On Friday, Premier John Horgan announced a new urgent primary care centre in Langford to try to close the doctor shortage gap on the West Shore.

It will be run similar to a walk-in clinic where you don’t make appointments or see the same doctor but B.C.’s Health Minister insists it will help thousands find the care they need.

“Our expectation is that it will reduce the number of people looking for a family doctor when it’s fully operational by about 5300 that’s what we’re counting on,” said Adrian Dix.

It’s a start but what family doctors say really needs to happen is for the province to take over the infrastructure needed to run a family practice. They say expenses like rent and staffing are deterrents, especially for graduating doctors who likely have massive student debts.

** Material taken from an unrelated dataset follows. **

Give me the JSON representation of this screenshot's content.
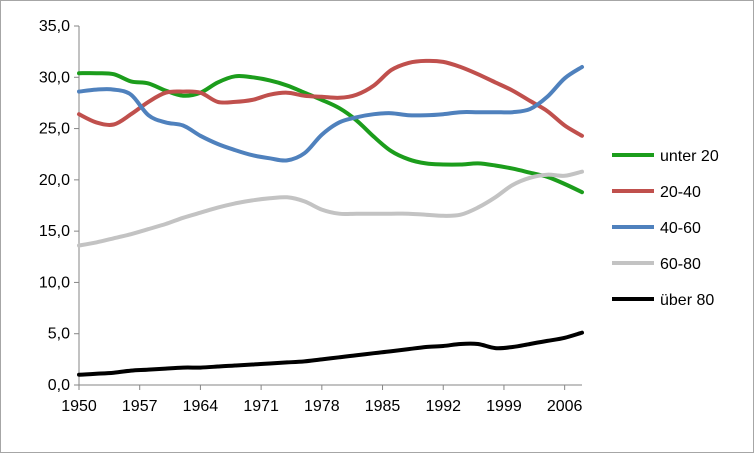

“They want to focus on seeing patients and overall, they’re less interested in the business aspect of running a small business so anything that allowed doctors to spend more time doctoring would be a worthy investment,” said Dr. Eric Cadesky, President of Doctors in BC.

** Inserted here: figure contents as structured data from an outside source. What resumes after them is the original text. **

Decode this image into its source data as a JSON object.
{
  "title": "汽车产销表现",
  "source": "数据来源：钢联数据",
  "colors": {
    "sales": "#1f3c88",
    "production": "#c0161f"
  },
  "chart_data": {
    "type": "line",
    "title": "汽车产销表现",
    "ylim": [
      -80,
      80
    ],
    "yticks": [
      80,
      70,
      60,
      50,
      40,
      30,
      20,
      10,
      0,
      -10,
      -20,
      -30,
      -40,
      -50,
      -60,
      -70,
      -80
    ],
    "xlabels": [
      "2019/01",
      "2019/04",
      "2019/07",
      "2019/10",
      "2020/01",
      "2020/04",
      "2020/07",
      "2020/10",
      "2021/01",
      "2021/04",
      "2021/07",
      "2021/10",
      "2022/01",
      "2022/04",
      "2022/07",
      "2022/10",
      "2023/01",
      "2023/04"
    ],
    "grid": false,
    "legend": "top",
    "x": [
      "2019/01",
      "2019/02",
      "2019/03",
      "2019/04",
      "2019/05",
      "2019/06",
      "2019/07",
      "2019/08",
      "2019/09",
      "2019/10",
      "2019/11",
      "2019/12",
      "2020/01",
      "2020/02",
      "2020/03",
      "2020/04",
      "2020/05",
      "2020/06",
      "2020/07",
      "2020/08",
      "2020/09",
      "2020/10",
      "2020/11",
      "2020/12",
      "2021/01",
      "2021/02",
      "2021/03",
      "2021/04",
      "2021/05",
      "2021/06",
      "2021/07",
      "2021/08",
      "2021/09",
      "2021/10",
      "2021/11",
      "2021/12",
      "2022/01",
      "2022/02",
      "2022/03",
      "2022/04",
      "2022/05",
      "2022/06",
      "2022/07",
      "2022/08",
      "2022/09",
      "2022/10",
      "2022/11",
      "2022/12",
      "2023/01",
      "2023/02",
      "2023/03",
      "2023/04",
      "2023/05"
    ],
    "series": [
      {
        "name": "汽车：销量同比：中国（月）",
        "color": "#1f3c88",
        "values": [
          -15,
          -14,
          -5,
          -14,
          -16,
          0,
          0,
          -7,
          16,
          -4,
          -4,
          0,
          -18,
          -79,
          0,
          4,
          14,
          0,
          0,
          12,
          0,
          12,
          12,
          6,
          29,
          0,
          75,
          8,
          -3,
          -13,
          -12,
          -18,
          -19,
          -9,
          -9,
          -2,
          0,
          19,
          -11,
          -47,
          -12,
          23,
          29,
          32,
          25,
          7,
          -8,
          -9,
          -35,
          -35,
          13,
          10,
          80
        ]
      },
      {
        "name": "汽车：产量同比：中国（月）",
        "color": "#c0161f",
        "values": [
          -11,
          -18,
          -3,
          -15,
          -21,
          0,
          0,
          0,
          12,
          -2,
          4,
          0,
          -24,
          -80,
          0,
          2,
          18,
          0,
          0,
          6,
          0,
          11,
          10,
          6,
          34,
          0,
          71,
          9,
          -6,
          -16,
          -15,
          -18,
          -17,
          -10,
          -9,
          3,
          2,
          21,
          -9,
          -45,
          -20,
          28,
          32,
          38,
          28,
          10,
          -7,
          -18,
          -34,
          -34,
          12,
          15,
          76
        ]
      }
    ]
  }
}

Dix says they are making changes and will bring in alternate payment arrangements for the 200 new doctors they’ve promised to hire in the province.

“Our primary care plan has focused on alternative payments just for this very reason to maximize the way doctors can do what they want to do which is treat patients and spend less time for want of a better term small business people,” Dix said.

The province says it will also be hiring 200 nurse practitioners and 50 clinic pharmacists and setting up 15 primary care networks and 10 primary urgent care centres, all with a focus on team-based care.